The implication is that the Reformed world is a wordy one, ill at ease with silence, which might suggest that it is also ill at ease with itself. Is that fair? It might explain why we once felt the need to call what became the URC Retreat Group the “Silence and Retreats Network”, advocating for the use of silence, as if it was something to be aimed at rather than inhabited. I am exaggerating: there are many within the URC who are nourished by deep contemplative experiences which include silence, and some of those who were uneasy when we changed our name from “Silence and Retreats Network” were uneasy because of a feeling that silence was a gift to be shared. Yet ours does remain a wordy tradition, noted more in the popular imagination for activism than contemplation.
So far, so conventional. But a string of encounters recently have made made me start to question this story. In giving retreats, I’ve found people from churches in the Reformed tradition seeming to fall eagerly on the opposite — the wordless, imageless, silent prayer that is usually referred to as apophatic. The term itself is simply a Greek term meaning “without images”, as opposed to the kataphatic, meaning “with images”. Inevitably this won’t be everyone’s preferred way of prayer, and it is not only found in the Reformed world, but I’ve seen it taken up sufficiently more often by people from a Reformed background to mean that I am wondering whether there is a direct connection with the tradition and the prayer style.

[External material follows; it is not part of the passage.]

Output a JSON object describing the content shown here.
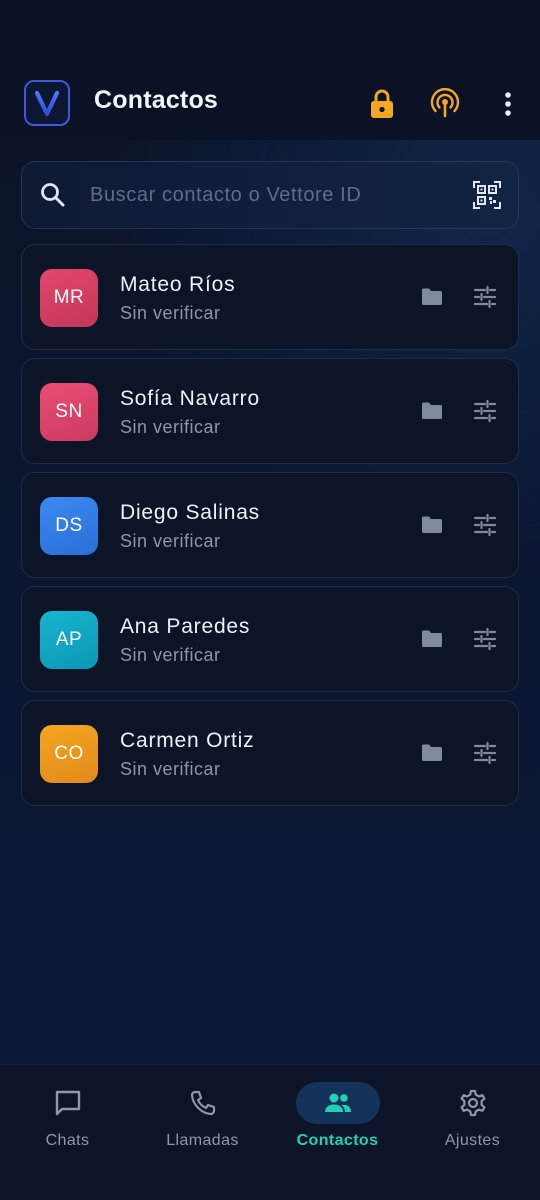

A simple answer is Denys Turner’s suggestion that the apophatic is the space you enter when you run out of words: so the more words a tradition uses, the sooner it runs out of words.
I am beginning to wonder whether it might be more nuanced than this. The words and the activism are not bad things in themselves, but I wonder whether part of their function is to keep God at a safe-enough distance. I’m thinking of the number of institutions in the Reformed world whose logo is a burning bush, which carries a sense of Moses, busy fleeing away, who is called up short by a miraculous, burning, raw encounter with the divine. That’s the same Moses who will later ask to see the face of God, and is politely told that none can look upon the face of God and live. In Jung’s lectures on the Ignatian Spiritual Exercises, he repeatedly quotes Hebrews: “It is a fearful thing to fall into the hands of the living God.” That’s not to see the words or the activism as bad, but perhaps to see them as reverencing the divine by acting out the need to keep it at a distance.
For those who find themselves in flight from the wordy and the busy, maybe the invitation is to see the deep stillness of the apophatic as core to our tradition, but not talked about, because it has no words, so it is a spiritual gift passed on by not being named — the ultimate apophaticism of the un-nameable.
The Reformed world is also well-known for its critique of idols — of objects experienced as in some way standing in the place of God. Maybe it’s no surprise to find a tradition which places great emphasis on the majesty of God being profoundly wary of idols, yet simultaneously using words to hold the divine at a safe-enough distance, and holding the space for those things that can’t be talked about by not talking about them.